Peru-Brazil 2013 – Day 33 – The Itaipú hydroelectric project

We did start reasonably early, but Iguaçú was still 150 km away, so we didn’t get there until 10 am. A helpful young man gave us directions as we entered the city, and also some brochures about hotels. Foolishly I thought maybe we should get the issue of lodging settled at the time, which made us lose valuable tourist time. After half an hour of futile confusion I came to my senses, and we headed to the Itaipú hydroelectric project. I must confess that the presence of this enormous hydroelectric dam was a total surprise to me, largely due to the fact that I had not read the travel guide. I am glad Annie did, for I would not have wanted to miss it.

The Itaipú dam is built across the Rio Paraná, which is the border between Paraguay and Brazil, about 20 km upriver from the cataracts. The dam, which is 8 km long, was built by a bi-national self-sustaining entity between 1973 and 1978 (with the actual construction accomplished in three years, between 1975 and 1978), for the sole purpose of generating 14,000 MW of electricity, which is split 50-50 between the two countries. In reality, Paraguay only uses about 10% of the output, and sells its other 40% to Brazil. The project meets 90% of the power needs of Paraguay, and about 20% of the power needs of Brazil, and is the ground reason for the prosperity of the Sao Paolo industrial powerhouse.

The dam complex is magnificent.

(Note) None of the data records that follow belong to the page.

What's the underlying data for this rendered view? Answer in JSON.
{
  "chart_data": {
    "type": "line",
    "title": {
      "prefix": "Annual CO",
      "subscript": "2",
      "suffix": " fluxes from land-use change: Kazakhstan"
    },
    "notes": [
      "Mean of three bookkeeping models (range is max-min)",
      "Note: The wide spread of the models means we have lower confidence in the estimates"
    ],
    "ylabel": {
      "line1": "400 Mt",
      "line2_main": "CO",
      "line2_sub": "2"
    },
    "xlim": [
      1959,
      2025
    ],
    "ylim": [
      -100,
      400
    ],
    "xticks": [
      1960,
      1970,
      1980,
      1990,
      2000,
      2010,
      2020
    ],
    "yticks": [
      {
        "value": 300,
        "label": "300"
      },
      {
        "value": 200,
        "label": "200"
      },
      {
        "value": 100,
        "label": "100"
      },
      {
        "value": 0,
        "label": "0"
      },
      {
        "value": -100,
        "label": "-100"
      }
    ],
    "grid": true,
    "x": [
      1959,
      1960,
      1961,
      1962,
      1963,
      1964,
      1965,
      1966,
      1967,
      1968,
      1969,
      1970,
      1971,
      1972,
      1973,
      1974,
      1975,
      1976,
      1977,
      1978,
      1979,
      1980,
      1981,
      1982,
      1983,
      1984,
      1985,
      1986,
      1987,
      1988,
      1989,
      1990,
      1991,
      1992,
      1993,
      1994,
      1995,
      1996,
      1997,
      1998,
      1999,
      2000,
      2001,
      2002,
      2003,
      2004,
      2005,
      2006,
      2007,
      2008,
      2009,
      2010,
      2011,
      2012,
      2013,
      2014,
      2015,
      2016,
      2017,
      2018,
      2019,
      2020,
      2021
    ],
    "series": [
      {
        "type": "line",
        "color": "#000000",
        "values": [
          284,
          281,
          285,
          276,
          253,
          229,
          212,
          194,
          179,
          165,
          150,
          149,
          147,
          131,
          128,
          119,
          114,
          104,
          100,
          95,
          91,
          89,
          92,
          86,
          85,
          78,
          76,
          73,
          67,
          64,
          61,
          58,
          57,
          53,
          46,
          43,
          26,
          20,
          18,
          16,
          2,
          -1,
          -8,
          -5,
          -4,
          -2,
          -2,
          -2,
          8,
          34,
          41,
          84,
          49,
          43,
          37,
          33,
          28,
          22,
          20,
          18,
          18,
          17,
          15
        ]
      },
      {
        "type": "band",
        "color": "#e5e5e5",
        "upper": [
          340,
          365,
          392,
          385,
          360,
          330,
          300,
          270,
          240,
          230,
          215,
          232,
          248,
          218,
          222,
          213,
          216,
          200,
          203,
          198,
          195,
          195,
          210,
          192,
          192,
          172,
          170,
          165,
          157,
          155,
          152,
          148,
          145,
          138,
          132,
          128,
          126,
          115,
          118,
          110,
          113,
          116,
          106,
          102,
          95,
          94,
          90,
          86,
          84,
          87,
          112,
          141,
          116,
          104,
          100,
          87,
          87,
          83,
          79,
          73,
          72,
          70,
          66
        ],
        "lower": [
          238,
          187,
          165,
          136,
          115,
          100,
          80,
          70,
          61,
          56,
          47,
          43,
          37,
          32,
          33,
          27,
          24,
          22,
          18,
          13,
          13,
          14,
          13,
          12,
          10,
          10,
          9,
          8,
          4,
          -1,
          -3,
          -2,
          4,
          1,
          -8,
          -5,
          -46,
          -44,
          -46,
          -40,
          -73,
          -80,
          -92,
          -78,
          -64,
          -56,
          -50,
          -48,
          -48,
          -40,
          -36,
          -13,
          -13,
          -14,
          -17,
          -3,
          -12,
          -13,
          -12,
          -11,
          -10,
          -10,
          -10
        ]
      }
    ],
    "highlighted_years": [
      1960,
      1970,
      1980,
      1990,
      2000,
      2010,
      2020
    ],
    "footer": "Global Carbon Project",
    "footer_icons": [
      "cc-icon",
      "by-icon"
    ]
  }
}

The Paraná is one of the great rivers of South America, and the idea of building a dam across it was bold and ambitious. Yet, the project moved along at a fast pace, staring with the diversion of the river unto a side channel, so both the main body of the dam and the spillway complex could be built. I need to check my statistics, but in the peak of construction the crews were pouring enough cement every single day to build a couple of skyscrapers, every single day! The spillway has three enormous concrete dams through which the excess water of the Paraná is conveyed out of the reservoir, and they are active almost every day of the year. In full operation they have the capacity to move three times the average volume of the cataracts, and they look like white, roiling rivers on their own right.

When finished in 1978, with an installed capacity of 14,000 MW, the Itaipú project was the largest hydroelectric project in the world, a title it maintained until the Three Gorges dam came on line in the late 2010’s. In contrast with Three Gorges, however, the inundation are of Itaipú is a mere 1,300 km2, so the ratio of inundation area to power generation is a low 0.1 (in contrast to the common ratio values of 0.3 to 2 observed in other hydroelectric projects). An interesting factoid is that, when they were getting ready to fill the reservoir, they estimated it would take a good 60 days to fill (which must had been a small tourist catastrophe to the cataracts, which would have a reduced flow for nearly two months). As luck would have it, just as they were getting ready it started raining, the Paraná swelled up, and in less than two weeks the reservoir was full!

You can see from my description that we were very impressed by the Itaipú project. Annie still likes the elegance of Hoover dam better, but there is no question that Itaipú is one of the seven wonders of the modern world.

When we came back to Iguaçú it was time to tackle the hotel question. Now, I have mentioned before that my Honey has some difficulties making up her mind, but she has really improved as of late. This time it took her only two hours to settle on a place, and I only had to drive her to ten different hotels over town! At the end she harnessed the services of a travel agent to broaden her net, and we ended in a comfortable hotel on the outskirts of town. I am so glad she decided to come here. Had I decided, like it happened last night, I would have been treated to the cone of silence, the carita de caca, and the many other little ways my Honey has to show her displeasure.

Tonight we were in good spirits (even though it is chilly out in the open), and thought we could eat a cow, so we treated to a banquet at a famous churrascaría in town, O Bufalo Branco (or The White Bison). The way these restaurants work, is that there is a buffet of pasta, salad, and desserts, but the meat courses are brought to you by a swarm of waiters who carry choice morcels of beef, pork, lamb, or chicken, impaled on a sword! They certainly look like swords, but are really skewers that are kept rotating on a huge grill, to which the waiters go back from time to time to pick up a new delicacy. Leg of lamb, filet mignon, chicken hearts, broiled onions, hump stake, roasted pineapple, prime rib, toasted cheese, and pork ribs floated before our eyes, and we made our best to sample them all (we couldn’t, but you could at least feast your eyes and inhale deeply). It was fairly expensive, but was indeed a dining experience.

And know to sleep, because tomorrow we are spending the whole day at the cataracts!